Wednesday, September 28, 2011
Money in fantasy
Monetary systems in fantasy often fall into the gold/silver/copper lines. Partly because this is familiar and partly because it’s easier for readers to remember than, say, platinum/steel/tin.
Usually, the variations come in what the different types of coins are called. In Westeros, the world of George R. R. Martin’s A Song of Ice and Fire, gold coins are dragons and silver coins are stags – an interesting tip of the head to the political system, where the previous (dead) king’s symbol was a dragon, and the current king’s sigil is a stag.
In China Mieville’s world of Bas-Lag, people use shekels as currency, which I liked a lot because it reminded me of the ancient Middle East. Jack Vance’s world of Tschai is even more imaginative, though, since people there use sequins.

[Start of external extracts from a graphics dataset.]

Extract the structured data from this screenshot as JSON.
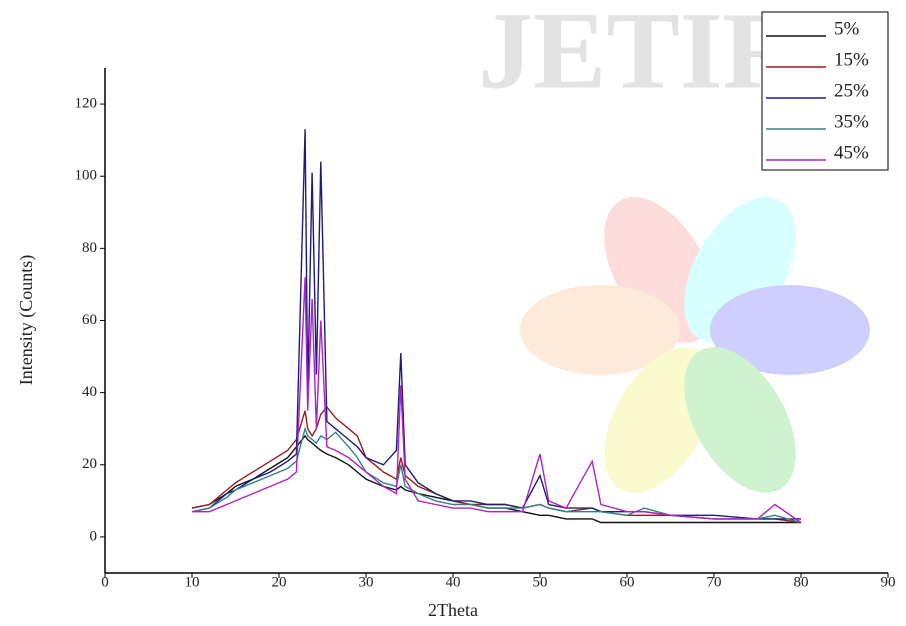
{
  "chart_data": {
    "type": "line",
    "watermark": "JETIR",
    "xlabel": "2Theta",
    "ylabel": "Intensity (Counts)",
    "x": [
      10,
      12,
      14,
      15,
      17,
      19,
      21,
      22,
      23,
      23.3,
      23.8,
      24.3,
      24.8,
      25.5,
      26.5,
      28,
      29,
      30,
      32,
      33.5,
      34,
      34.5,
      36,
      38,
      40,
      42,
      44,
      46,
      48,
      50,
      51,
      53,
      56,
      57,
      60,
      62,
      65,
      70,
      75,
      77,
      80
    ],
    "series": [
      {
        "name": "5%",
        "color": "#111111",
        "values": [
          8,
          9,
          12,
          14,
          16,
          19,
          22,
          25,
          28,
          27,
          26,
          25,
          24,
          23,
          22,
          20,
          18,
          16,
          14,
          13,
          14,
          13,
          12,
          11,
          10,
          9,
          8,
          8,
          7,
          6,
          6,
          5,
          5,
          4,
          4,
          4,
          4,
          4,
          4,
          4,
          4
        ]
      },
      {
        "name": "15%",
        "color": "#9b1c1c",
        "values": [
          8,
          9,
          13,
          15,
          18,
          21,
          24,
          27,
          35,
          30,
          28,
          30,
          34,
          36,
          33,
          30,
          28,
          22,
          18,
          16,
          22,
          17,
          14,
          12,
          10,
          9,
          9,
          9,
          8,
          9,
          8,
          7,
          8,
          7,
          6,
          6,
          6,
          5,
          5,
          5,
          4
        ]
      },
      {
        "name": "25%",
        "color": "#1c1c80",
        "values": [
          7,
          8,
          12,
          13,
          16,
          18,
          21,
          23,
          113,
          40,
          101,
          45,
          104,
          32,
          30,
          27,
          25,
          22,
          20,
          24,
          51,
          20,
          15,
          12,
          10,
          10,
          9,
          9,
          8,
          17,
          9,
          8,
          8,
          7,
          7,
          7,
          6,
          6,
          5,
          5,
          5
        ]
      },
      {
        "name": "35%",
        "color": "#2e8585",
        "values": [
          7,
          8,
          11,
          13,
          15,
          17,
          19,
          21,
          30,
          28,
          27,
          26,
          28,
          27,
          29,
          25,
          22,
          18,
          15,
          14,
          20,
          14,
          12,
          10,
          9,
          9,
          8,
          8,
          8,
          9,
          8,
          7,
          7,
          7,
          6,
          8,
          6,
          5,
          5,
          6,
          4
        ]
      },
      {
        "name": "45%",
        "color": "#b020c8",
        "values": [
          7,
          7,
          9,
          10,
          12,
          14,
          16,
          18,
          72,
          35,
          66,
          30,
          60,
          25,
          24,
          22,
          20,
          18,
          14,
          12,
          42,
          16,
          10,
          9,
          8,
          8,
          7,
          7,
          7,
          23,
          10,
          8,
          21,
          9,
          7,
          7,
          6,
          5,
          5,
          9,
          4
        ]
      }
    ],
    "xlim": [
      0,
      90
    ],
    "xticks": [
      0,
      10,
      20,
      30,
      40,
      50,
      60,
      70,
      80,
      90
    ],
    "ylim": [
      -10,
      130
    ],
    "yticks": [
      0,
      20,
      40,
      60,
      80,
      100,
      120
    ],
    "legend": "top-right"
  }
}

Sequins, on Tschai, are small colored gemstone-like objects that grow in nodes that bud unpredictably from the ground. Nodes can produce over a hundred sequins, which all start off clear, but take time to ripen to their final colors of scarlet and purple (passing through white, blue, green, etc. along the way). This sets the system in place – the clears are almost worthless while the purples are the most valuable.
So fortune-hunters on Tschai look for nodes. Needless to say, there’s an area where nodes do grow in some quantity, and it’s a hunting province patrolled by the vicious aliens called the Dirdir.
In our own past, people have used cowrie shells and salt as currency (the word “salary” derives from “salt”). Theoretically, money can be made of anything, as long as people can’t easily reproduce or damage it – coins made of glass would be unfeasible. It should also be in a form that can be readily transported and transferred.
Only in modern times has money been digital, existing as information passed from one computer network to another. I’ve thought and thought, but there seems to be no way to translate this to a fantasy world, without first setting up a banking system and teaching people finance. Until then, characters will just have to carry around their shekels, sequins, stags and so on.